Both had a couple of cartons of cigarettes in their hands.
"God damn it, I don't know where these lazy bastards get off, y'know...kick them all off welfare and make them work for their god damn money," said Short Dusty Pink.
"Lazy fuckers. I hope Harris starves them to death, I really do. Here I am paying these god damn taxes, and they just piss it away on beer," said Tall Dark Pink.
"We work for our money. Why shouldn't they? I learned my lesson well. You've gotta make your own way in the world. Don't freeload," said Short Dusty Pink. "Where do you wanna have lunch? I'm tired of McDonald's. How about KFC?"
I stood there contemplating these two walking, talking animated cylinders of corpulent flesh. KFC. McDonald's. Cigarettes. I contemplated their likely cardiovascular future, and the hundreds of thousands of dollars that would be spent saving their worthless hypocritical lives, just so that they could go back to KFC and two packs a day. I caught myself thinking these things, shook it off, and thought instead about how much more comfortable they'd be without the extra 200 lbs. and the wheezing.
Sure enough, their tobacco and their saturated fats don't affect my lungs or my arteries. But my taxes? Maybe I'd rather have my taxes spent on retraining, education for those that can't afford it, nutritious meals for hungry students at school, and so on.
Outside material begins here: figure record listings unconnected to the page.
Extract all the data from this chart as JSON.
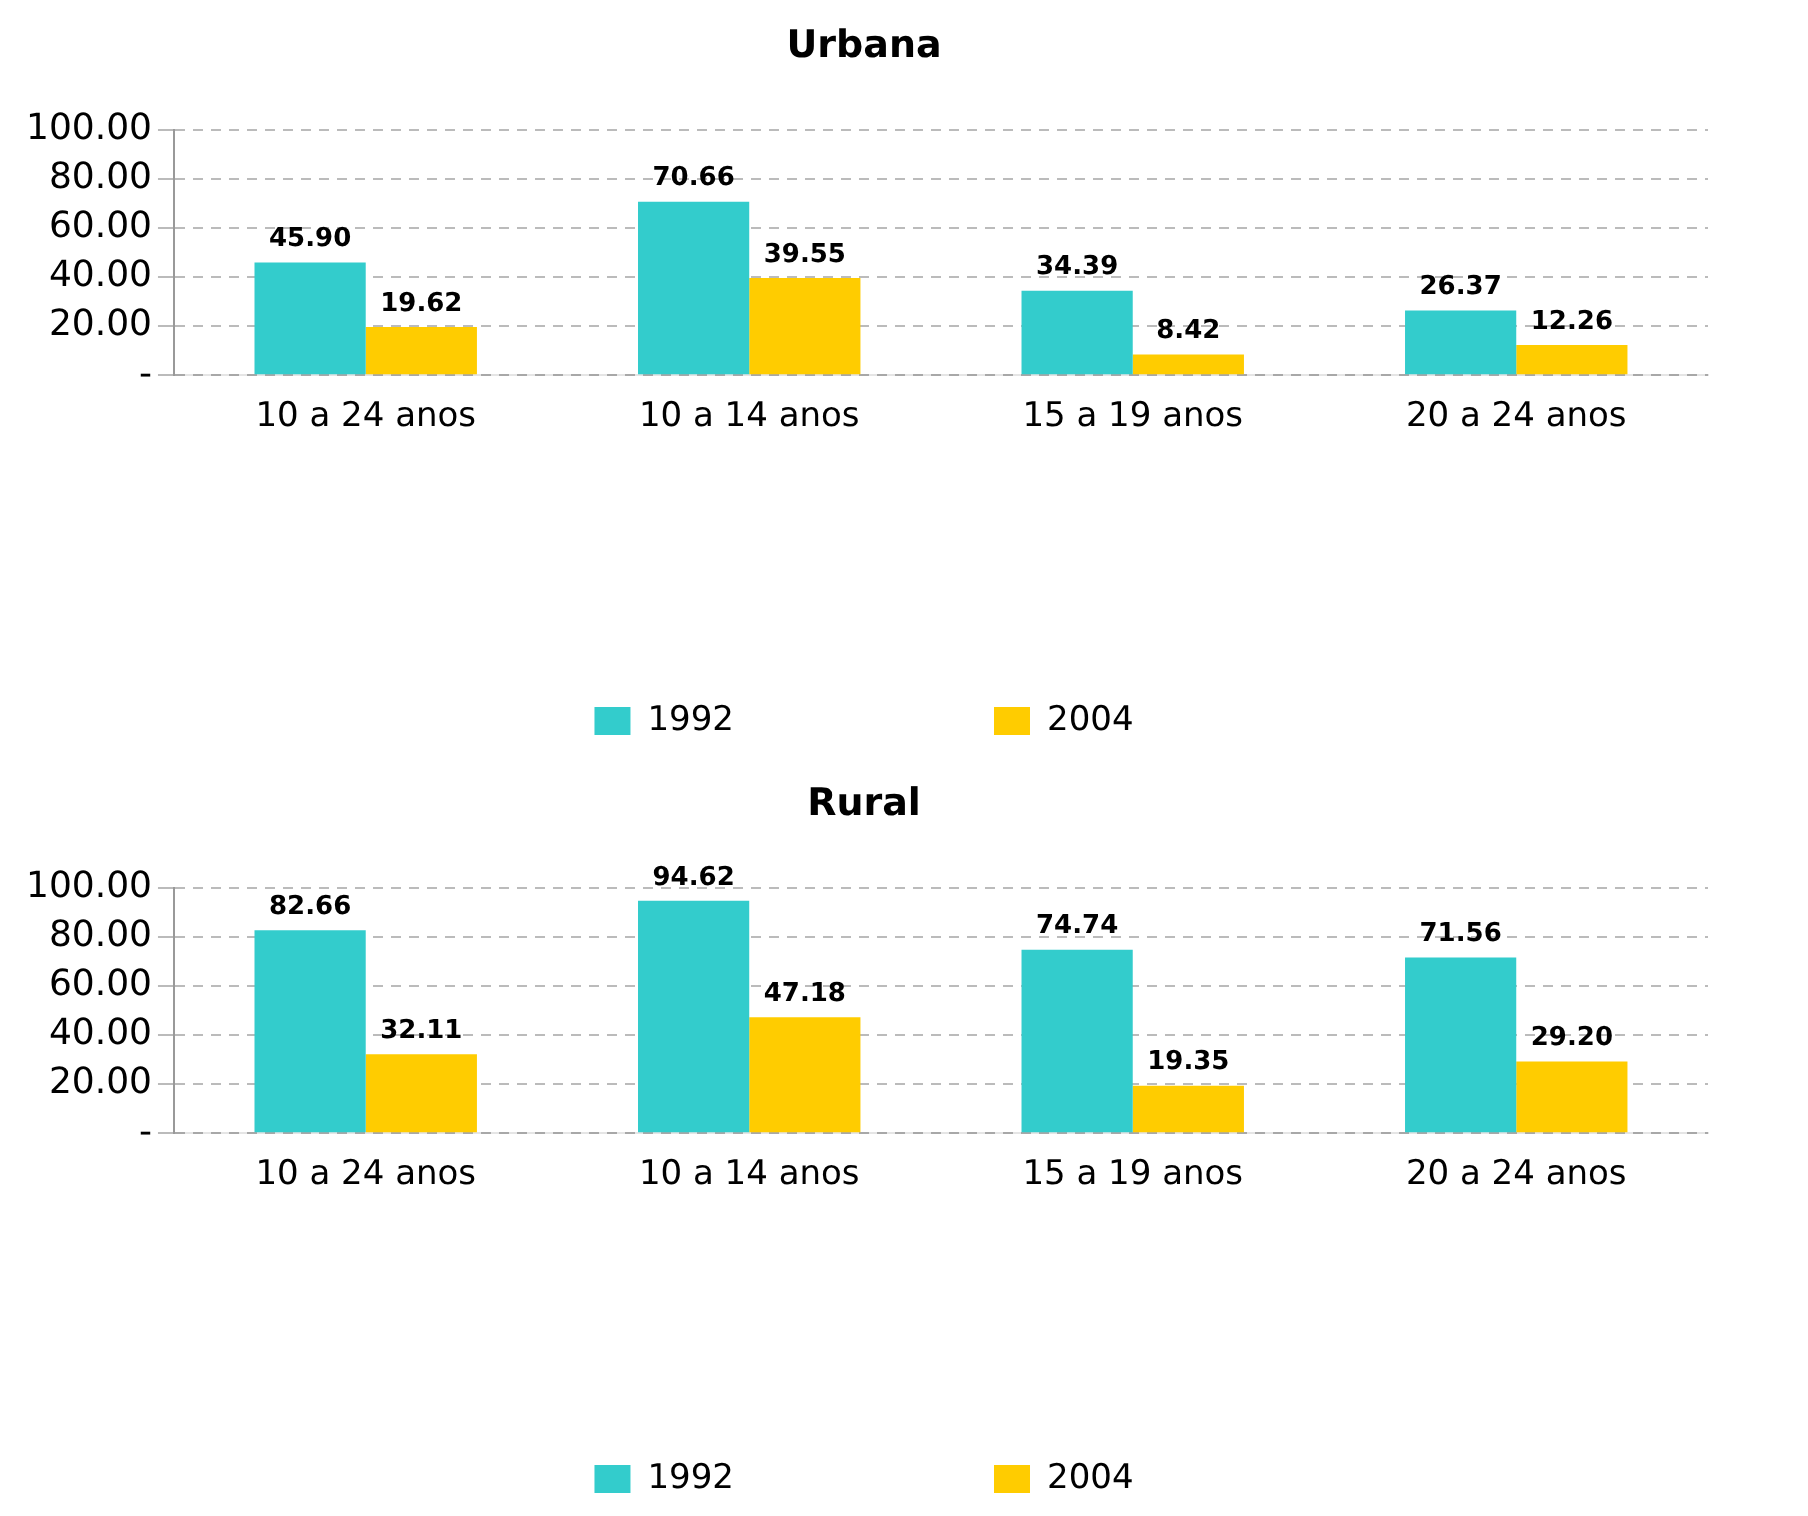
{
  "chart_data": [
    {
      "type": "bar",
      "title": "Urbana",
      "categories": [
        "10 a 24 anos",
        "10 a 14 anos",
        "15 a 19 anos",
        "20 a 24 anos"
      ],
      "series": [
        {
          "name": "1992",
          "color": "#33cccc",
          "values": [
            45.9,
            70.66,
            34.39,
            26.37
          ],
          "value_labels": [
            "45.90",
            "70.66",
            "34.39",
            "26.37"
          ]
        },
        {
          "name": "2004",
          "color": "#ffcc00",
          "values": [
            19.62,
            39.55,
            8.42,
            12.26
          ],
          "value_labels": [
            "19.62",
            "39.55",
            "8.42",
            "12.26"
          ]
        }
      ],
      "ylim": [
        0,
        100
      ],
      "yticks": [
        {
          "value": 0,
          "label": "-"
        },
        {
          "value": 20,
          "label": "20.00"
        },
        {
          "value": 40,
          "label": "40.00"
        },
        {
          "value": 60,
          "label": "60.00"
        },
        {
          "value": 80,
          "label": "80.00"
        },
        {
          "value": 100,
          "label": "100.00"
        }
      ],
      "grid": "y",
      "legend": "bottom"
    },
    {
      "type": "bar",
      "title": "Rural",
      "categories": [
        "10 a 24 anos",
        "10 a 14 anos",
        "15 a 19 anos",
        "20 a 24 anos"
      ],
      "series": [
        {
          "name": "1992",
          "color": "#33cccc",
          "values": [
            82.66,
            94.62,
            74.74,
            71.56
          ],
          "value_labels": [
            "82.66",
            "94.62",
            "74.74",
            "71.56"
          ]
        },
        {
          "name": "2004",
          "color": "#ffcc00",
          "values": [
            32.11,
            47.18,
            19.35,
            29.2
          ],
          "value_labels": [
            "32.11",
            "47.18",
            "19.35",
            "29.20"
          ]
        }
      ],
      "ylim": [
        0,
        100
      ],
      "yticks": [
        {
          "value": 0,
          "label": "-"
        },
        {
          "value": 20,
          "label": "20.00"
        },
        {
          "value": 40,
          "label": "40.00"
        },
        {
          "value": 60,
          "label": "60.00"
        },
        {
          "value": 80,
          "label": "80.00"
        },
        {
          "value": 100,
          "label": "100.00"
        }
      ],
      "grid": "y",
      "legend": "bottom"
    }
  ]
}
Should I have been even the slightest bit annoyed at the Pink Ladies? They were doing nothing illegal. They were buying a legally approved intoxicant in large quantities. So what? They weren't buying them on the black market. They weren't smoking in the lineup, though I could see a pack in the bum pocket of the sweatpants (1 each). They were off to a delicious meal of deep-fried chicken (maybe even chips and gravy too). So what? They didn't contribute, as far as I could tell, to the burgeoning fitness economy. So what? They wheezed a bit, and from the very slight bit of sweat on their foreheads, were not entirely comfortable encased in their bodies. So what? They weren't hurting me. They didn't blow smoke in my face. They didn't steal food out my mouth in order to feed their own. They had jobs. They had real lives, unlike those awful, disgusting, horrible, evil and creepy welfare bums they were discussing.
Nonetheless, I was disquieted. Maybe they were each perfectly healthy. Maybe they will never darken the doors of a hospital until they're ninety and die peacefully in their sleep. Maybe they will never cost me a penny. Maybe I am, by virtue of participating in the human race, obliged to help out with their self-originated heart attacks, cancer, stokes and the huge medical bills that those problems will entail. I truly have no idea.
But as for their habits being utterly harmless to me? No effect? My pocketbook feels the effect, and that effect is most likely much stronger with them than the welfare-bums they were dissing.